One recent single center observational study enrolling patients with HFrEF reported low PMA was associated with a higher rate of all-cause mortality at 1 year only in males and those under 75 years old [35]. However, in their study, the risk of bias due to relatively small sample size (N = 160) and no correction of PMA by body surface area or height cannot be excluded. The present study with larger sample size comprehensively enrolled all types of HF (i.e. HFpEF) and employed PMA corrected by the square of height (PMI). Thus, we believe that the present study assessed the prognostic value of PMA in elderly HF patients in a more appropriate manner.

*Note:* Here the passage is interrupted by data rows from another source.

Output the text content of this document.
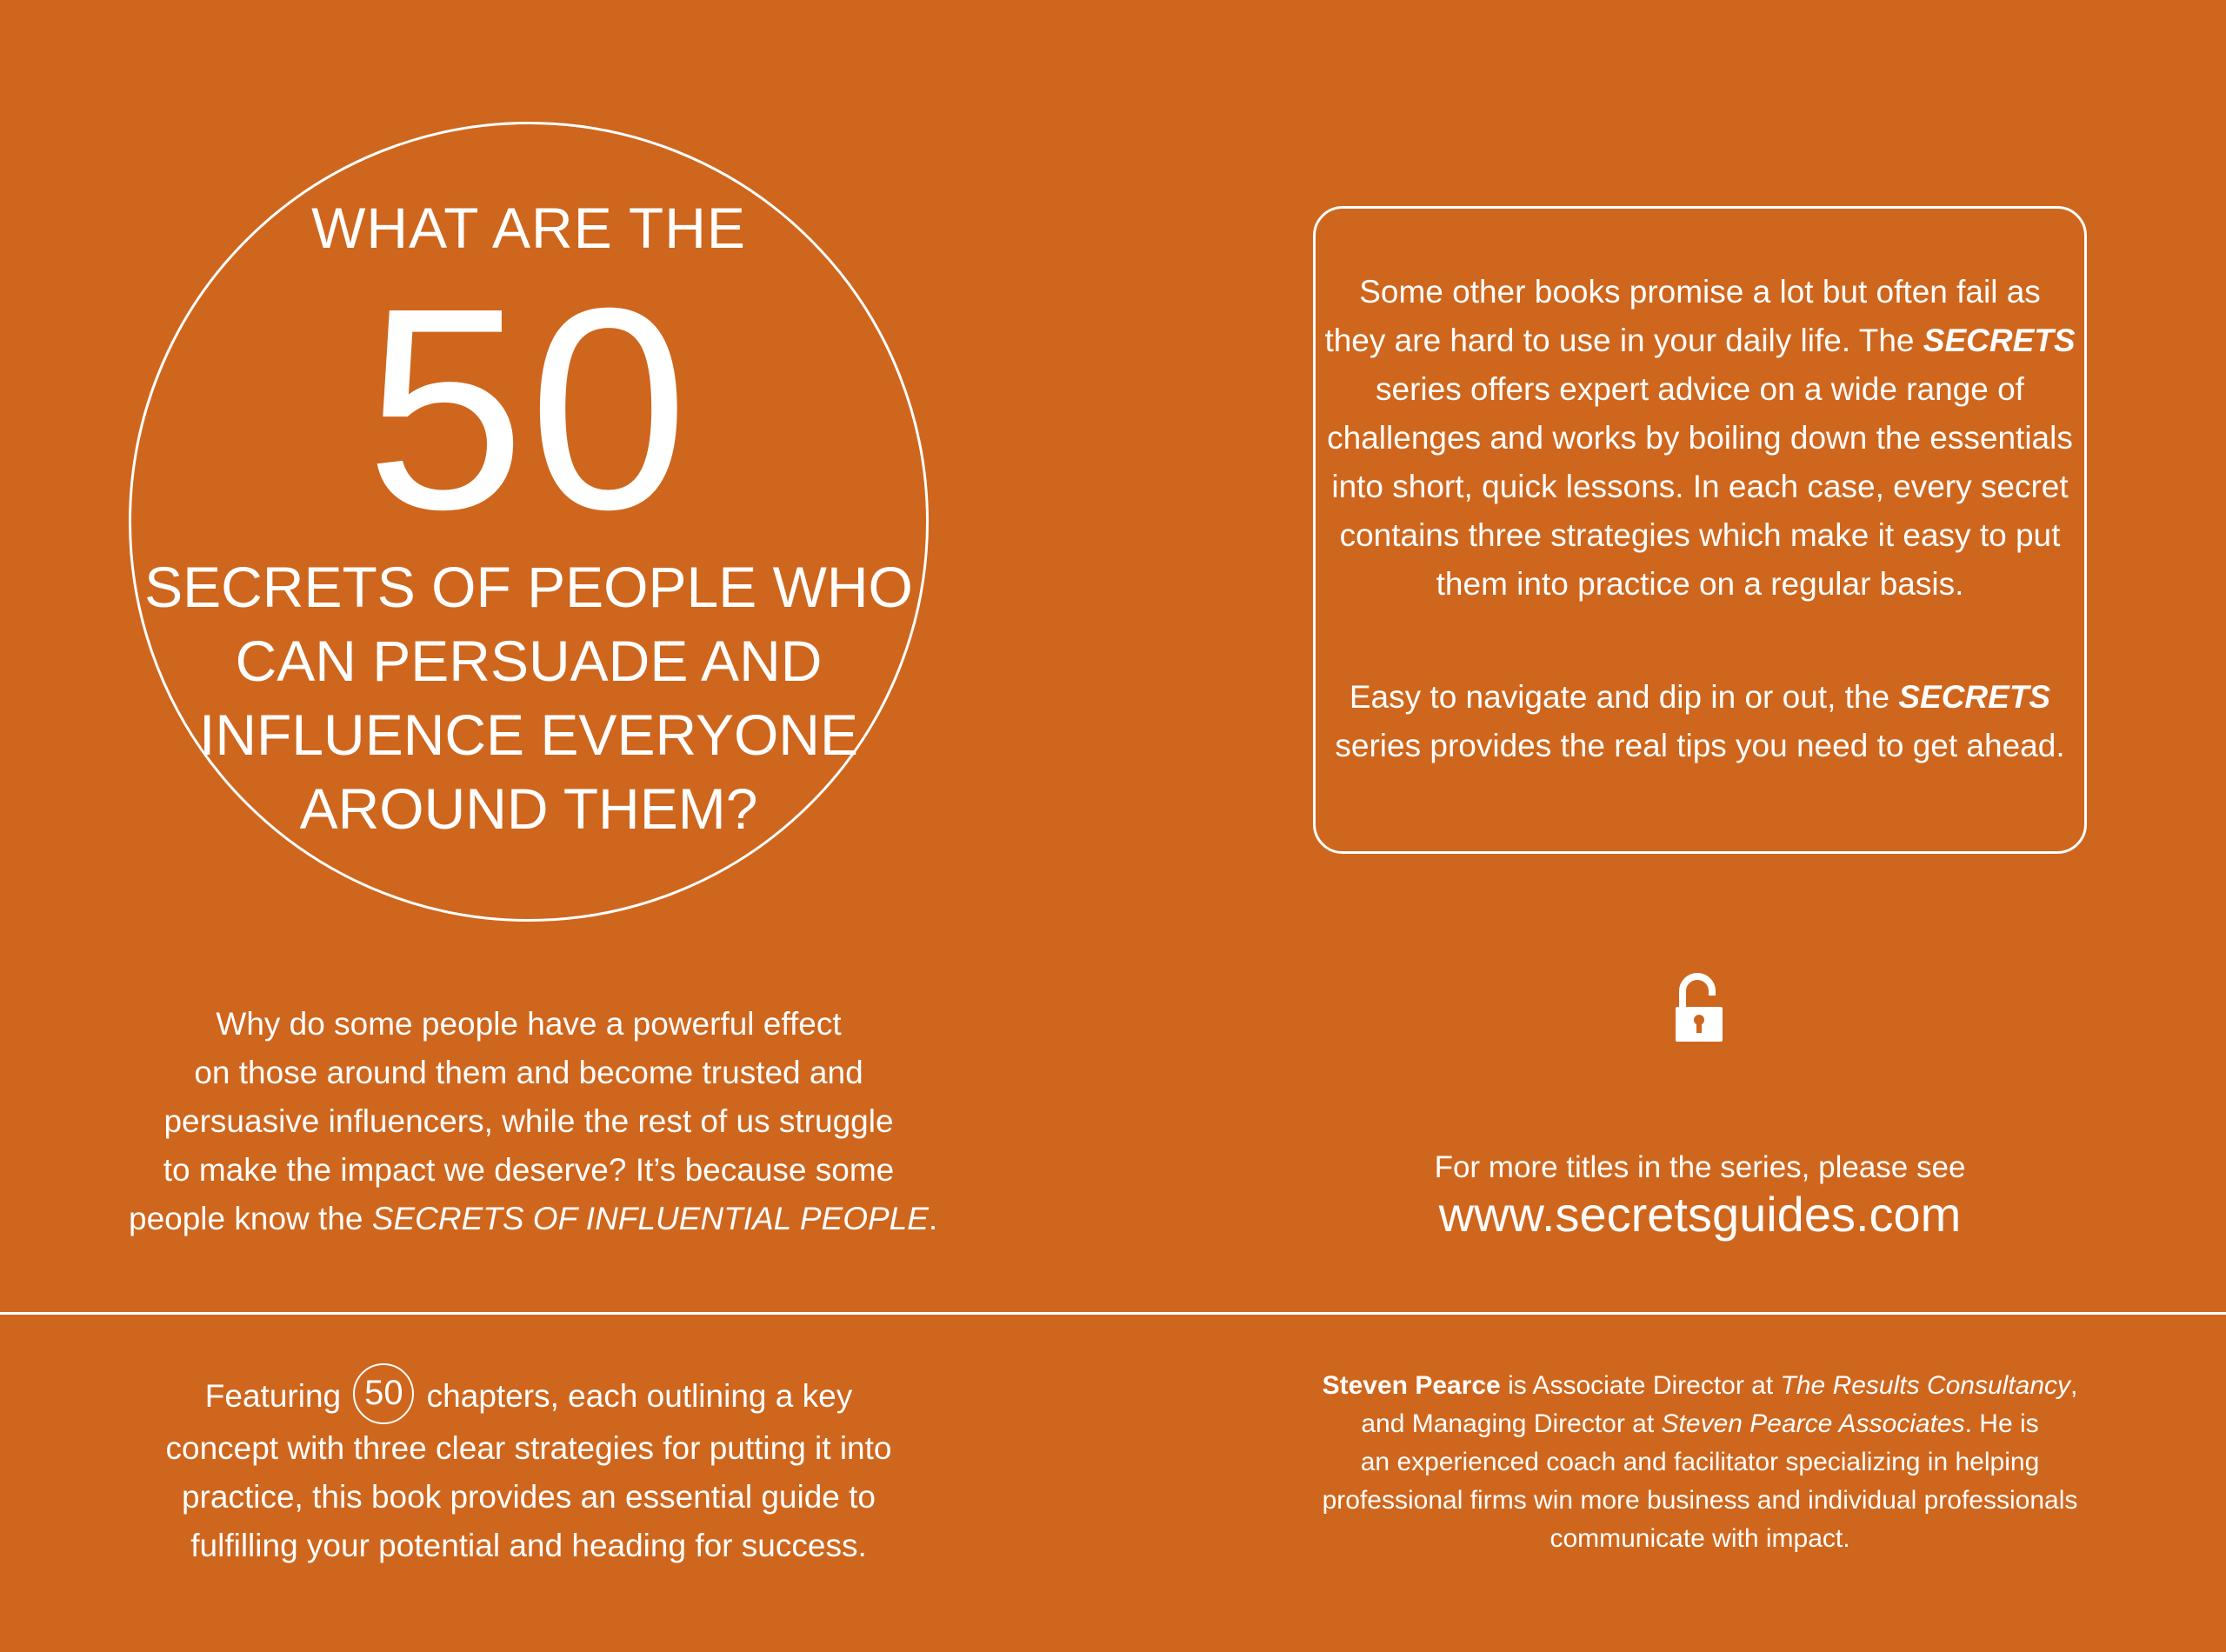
WHAT ARE THE
50
SECRETS OF PEOPLE WHO
CAN PERSUADE AND
INFLUENCE EVERYONE
AROUND THEM?
Why do some people have a powerful effect
on those around them and become trusted and
persuasive influencers, while the rest of us struggle
to make the impact we deserve? It’s because some
people know the SECRETS OF INFLUENTIAL PEOPLE.
Some other books promise a lot but often fail as
they are hard to use in your daily life. The SECRETS
series offers expert advice on a wide range of
challenges and works by boiling down the essentials
into short, quick lessons. In each case, every secret
contains three strategies which make it easy to put
them into practice on a regular basis.
Easy to navigate and dip in or out, the SECRETS
series provides the real tips you need to get ahead.
For more titles in the series, please see
www.secretsguides.com
Featuring 50 chapters, each outlining a key
concept with three clear strategies for putting it into
practice, this book provides an essential guide to
fulfilling your potential and heading for success.
Steven Pearce is Associate Director at The Results Consultancy,
and Managing Director at Steven Pearce Associates. He is
an experienced coach and facilitator specializing in helping
professional firms win more business and individual professionals
communicate with impact.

Interestingly, BMI, a measure of body mass but not composition, did not remain significant for the prediction of the clinical outcome in the present study (Table 2), although low BMI has been shown to be associated with unfavorable outcome in patients with CHF, often referred to as “obesity paradox” [37, 38]. Our findings raise the hypothesis that increased muscle mass in obese patients might explain one of the potential mechanisms of obesity paradox. This hypothesis is also supported by the previous study, which demonstrated that midarm muscle area but not BMI predicted long-term survival in elderly patients with CHF [39]. Taken together, PMA measurement might have a potential for providing better prediction of future adverse events compared with BMI. These findings might be linked to the identification of the patients who are at high risk for repeated hospitalization, often referred to as “frequent flyer” [40]. It was shown that exercise training increased whole-body lean tissue mass in elderly patients and was associated with a reduced hospitalization rate and an improved health-related quality of life in patients with CHF [41, 42]. We believe that from our findings PMI may help identify patients who will greatly benefit from exercise training. However, it is also possible that low PMI and/or its clinical impact might be irreversible any longer and this patient group might need other interventions like a nutrition therapy or further optimization of medical therapy. Further investigation will be needed to elucidate this issue.
Limitations
This study has several important limitations. First, the standard procedure for the assessment muscle mass such as BIA or DEXA was not assessed in this study. Since PMA obtained from CT has been shown to correlate well with whole body muscle mass [15], we utilized PMA as a surrogate for total muscle mass, but in a small study their correlation was modest [43]. Second, this study only included the patients who underwent abdominal CT. Although we verified the data of baseline characteristics and the clinical outcome after discharge between CT group and non-CT group (S1 Table and S4 Fig). Also, patients who underwent CT scans during hospitalization and/or up to 1 year before hospitalization were included. There may have been some changes in muscle mass during this time interval, although we verified the data in some patients who underwent multiple CT scans within 1 year before hospitalization and they scarcely showed the changes in PMI in the time interval (data not shown). Third, although low PMI assessed by our method corresponds with pre-sarcopenia that was defined as a decrease in muscle mass [2], we did not evaluate the other objective parameters of sarcopenia indicating muscle or physical function such as handgrip strength gait speed, or exercise tests of METS questionnaire. Fourth, although sarcopenia is linked to the pathology of frailty [13] and cachexia [44], they were not assessed in the present study. Lastly, the present study was conducted at a single center with a relatively small number of patients with homogeneous Asian population, the generalizability of these results to other ethnic groups may be limited. To confirm the results of the present study, a prospective multicenter study is needed.
Conclusions
In conclusion, PMI, a novel marker of muscle mass, predicted clinical adverse events in male elderly patients hospitalized for ADHF. Further studies are needed to assess whether low skeletal muscle mass can be a potential therapeutic target to improve the outcome of ADHF patients especially for frequent flyers.
Supporting information
S1 Fig. An example of tracing of psoas muscles on CT scan.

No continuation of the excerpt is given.